Shrimp and Feta... can you argue with those two ingredients? Tonight I was gifted with a pound and a half of shrimp and asked to make something. As you all know, this is my dream! I found this simple, yet tasty, recipe in my cookbook from the Culinary Institute of America. As suggested in the cookbook, I decided to broil it before serving. It adds a nice color to the dish.

Shrimp with Tomatoes, Oregano, and Feta Cheese
Makes 4 servings

1 1/2 lb. large shrimp (16/20 count), shelled and deveined
Salt as needed
Freshly ground black pepper as needed
2 Tbsp. olive oil
1 cup chopped yellow onion
2 tsp. minced garlic
1/4 tsp. ground cayenne
2 Tbsp. chopped oregano
1 cup Tomato Sauce
1 tsp. sugar
1 cup crumbled feta cheese 1/4 cup chopped flat-leaf parsley
4 slices crusty bread

Season the shrimp with salt and pepper. Heat the oil in a large saute pan over high heat until is shimmers. Add the shrimp and saute, turning as necessary until the shrimp are bright pink, 2 to 3 minutes. Transfer the shrimp to a plate and keep warm.

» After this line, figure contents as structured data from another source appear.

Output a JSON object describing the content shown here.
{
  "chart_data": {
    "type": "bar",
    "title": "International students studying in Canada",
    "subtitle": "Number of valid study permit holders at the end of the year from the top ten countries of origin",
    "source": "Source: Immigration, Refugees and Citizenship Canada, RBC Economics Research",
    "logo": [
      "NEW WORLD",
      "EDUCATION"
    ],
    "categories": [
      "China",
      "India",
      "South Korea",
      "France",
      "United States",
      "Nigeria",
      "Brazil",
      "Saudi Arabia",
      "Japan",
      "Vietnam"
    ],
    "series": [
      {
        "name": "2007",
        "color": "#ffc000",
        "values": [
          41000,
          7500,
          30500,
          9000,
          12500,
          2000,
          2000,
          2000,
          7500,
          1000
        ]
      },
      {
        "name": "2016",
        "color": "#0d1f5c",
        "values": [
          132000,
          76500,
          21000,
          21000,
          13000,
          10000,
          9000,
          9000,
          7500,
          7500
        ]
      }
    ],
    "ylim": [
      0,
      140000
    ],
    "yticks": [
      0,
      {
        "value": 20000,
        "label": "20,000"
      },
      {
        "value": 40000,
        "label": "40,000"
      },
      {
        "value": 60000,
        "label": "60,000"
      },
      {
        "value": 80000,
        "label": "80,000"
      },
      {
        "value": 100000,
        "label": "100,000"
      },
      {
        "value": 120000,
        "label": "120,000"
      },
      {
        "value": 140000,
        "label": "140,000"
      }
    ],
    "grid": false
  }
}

Add the onion garlic, cayenne, and oregano to the pan and saute, stirring constantly, until aromatic, about 1 minute. Add the tomato sauce, reduce the heat to low, and bring to a simmer. Season the sauce to taste with sugar, salt, and pepper. Return the shrimp to the sauce and simmer very slowly until the shrimp is completely cooked, about 5 minutes.

Transfer the shrimp to a serving dish (or individual gratin dishes). Top the shrimp with the sauce and sprinkle the cheese evenly over the top. Serve very hot, topped with the chopped parsley. Serve with crusty bread.